The escalation of the Middle East conflict caused oil prices to surge earlier this week, and despite some retracement, supply concerns continue to cause volatility in the energy markets. Many respondents stated that while rising oil prices may weaken the economy, it could also stimulate inflation expectations in line with current economic developments and the Bank of Japan's expectations. Ryutaro Kono, Chief Japan Economist at BNP Paribas in Paris, wrote in a survey response: "If economic prospects do not deteriorate, Kuroda is likely to reiterate his intention to raise rates at the post-meeting press conference. As long as the situation in the Middle East stabilizes, the basic expectation is for a rate hike in April."

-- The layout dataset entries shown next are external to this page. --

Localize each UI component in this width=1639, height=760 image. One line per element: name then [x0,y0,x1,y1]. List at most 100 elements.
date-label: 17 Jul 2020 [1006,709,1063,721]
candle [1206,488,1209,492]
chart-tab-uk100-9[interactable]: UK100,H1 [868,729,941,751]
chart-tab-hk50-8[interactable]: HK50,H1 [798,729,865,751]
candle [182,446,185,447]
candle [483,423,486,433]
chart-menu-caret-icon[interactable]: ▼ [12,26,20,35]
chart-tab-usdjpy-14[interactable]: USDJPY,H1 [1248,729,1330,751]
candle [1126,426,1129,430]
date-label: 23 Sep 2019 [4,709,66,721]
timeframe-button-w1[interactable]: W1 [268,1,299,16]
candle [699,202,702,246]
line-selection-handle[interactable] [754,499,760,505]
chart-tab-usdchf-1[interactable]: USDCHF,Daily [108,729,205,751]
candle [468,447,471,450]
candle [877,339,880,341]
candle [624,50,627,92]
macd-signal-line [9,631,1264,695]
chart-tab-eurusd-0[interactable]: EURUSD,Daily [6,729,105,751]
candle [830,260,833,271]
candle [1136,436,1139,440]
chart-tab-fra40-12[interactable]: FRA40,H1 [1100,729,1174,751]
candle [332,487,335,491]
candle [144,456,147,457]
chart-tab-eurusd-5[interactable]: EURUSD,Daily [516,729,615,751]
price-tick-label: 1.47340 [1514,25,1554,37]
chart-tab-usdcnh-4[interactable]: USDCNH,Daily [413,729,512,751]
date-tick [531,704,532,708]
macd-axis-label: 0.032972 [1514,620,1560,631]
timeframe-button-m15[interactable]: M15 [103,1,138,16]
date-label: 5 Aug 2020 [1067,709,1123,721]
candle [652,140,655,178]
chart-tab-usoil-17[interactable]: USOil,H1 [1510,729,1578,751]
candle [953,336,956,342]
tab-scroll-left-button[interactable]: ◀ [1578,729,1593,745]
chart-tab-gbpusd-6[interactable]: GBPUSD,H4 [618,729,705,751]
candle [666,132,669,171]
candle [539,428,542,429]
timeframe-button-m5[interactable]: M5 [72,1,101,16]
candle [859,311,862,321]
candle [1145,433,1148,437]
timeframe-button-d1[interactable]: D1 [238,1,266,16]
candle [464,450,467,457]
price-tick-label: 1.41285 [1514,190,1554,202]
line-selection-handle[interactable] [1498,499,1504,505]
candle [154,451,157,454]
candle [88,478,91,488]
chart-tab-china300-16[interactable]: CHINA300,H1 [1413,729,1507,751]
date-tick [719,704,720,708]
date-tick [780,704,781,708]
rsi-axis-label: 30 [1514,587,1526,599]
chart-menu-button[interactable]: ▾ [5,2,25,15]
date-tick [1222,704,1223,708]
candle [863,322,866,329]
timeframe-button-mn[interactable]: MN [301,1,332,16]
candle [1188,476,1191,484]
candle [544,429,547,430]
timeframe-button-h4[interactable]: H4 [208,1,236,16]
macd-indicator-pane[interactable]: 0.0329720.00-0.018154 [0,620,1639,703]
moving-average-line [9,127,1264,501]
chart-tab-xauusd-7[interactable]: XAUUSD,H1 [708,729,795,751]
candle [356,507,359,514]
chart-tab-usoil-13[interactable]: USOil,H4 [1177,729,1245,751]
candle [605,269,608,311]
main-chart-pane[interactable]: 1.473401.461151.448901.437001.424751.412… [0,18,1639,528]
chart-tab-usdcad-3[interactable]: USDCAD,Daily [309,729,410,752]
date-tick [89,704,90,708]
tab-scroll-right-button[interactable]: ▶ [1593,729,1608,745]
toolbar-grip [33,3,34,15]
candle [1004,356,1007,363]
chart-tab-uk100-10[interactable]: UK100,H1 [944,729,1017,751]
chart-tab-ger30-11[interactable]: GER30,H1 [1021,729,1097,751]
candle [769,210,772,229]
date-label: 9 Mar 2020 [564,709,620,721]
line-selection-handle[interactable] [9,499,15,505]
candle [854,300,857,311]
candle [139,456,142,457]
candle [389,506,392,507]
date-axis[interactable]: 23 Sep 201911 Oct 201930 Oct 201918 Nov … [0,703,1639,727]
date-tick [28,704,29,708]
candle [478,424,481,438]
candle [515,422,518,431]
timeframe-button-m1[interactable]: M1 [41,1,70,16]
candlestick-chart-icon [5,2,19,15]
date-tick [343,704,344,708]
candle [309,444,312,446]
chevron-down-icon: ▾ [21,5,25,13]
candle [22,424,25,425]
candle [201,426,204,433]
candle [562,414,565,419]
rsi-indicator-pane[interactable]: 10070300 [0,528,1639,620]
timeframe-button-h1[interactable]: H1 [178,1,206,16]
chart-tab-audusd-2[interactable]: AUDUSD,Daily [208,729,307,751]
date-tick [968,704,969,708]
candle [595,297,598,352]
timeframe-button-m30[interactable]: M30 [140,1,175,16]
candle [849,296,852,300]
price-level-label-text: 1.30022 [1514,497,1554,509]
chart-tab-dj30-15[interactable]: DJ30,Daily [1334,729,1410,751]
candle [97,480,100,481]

In addition to the dynamics of the Middle East situation and inflation, the views of Kishida Fumio are also crucial for the Bank of Japan, especially considering her consistent support for monetary stimulus policies. Last month, the Kishida government nominated two scholars advocating for inflation, Toichiro Asada and Ayano Sato, to serve as new board members of the Bank of Japan. About 80% of economists believe that these two appointments clearly indicate Kishida's inclination to slow down the pace of rate hikes. However, analysts are divided on whether the new members will slow down the rate hike pace of the nine-member committee, with 43% believing they will and 45% believing they will not.
Economists also pointed out that if Kishida intervenes in the Bank of Japan's policy discussions with the intention of slowing down the monetary normalization process, the yen may weaken. More than half of the respondents said that it would be difficult for Kishida to prevent the Bank of Japan from raising rates, as doing so could lead to a depreciation of the yen, which has exacerbated inflation over the past few years, putting pressure on households.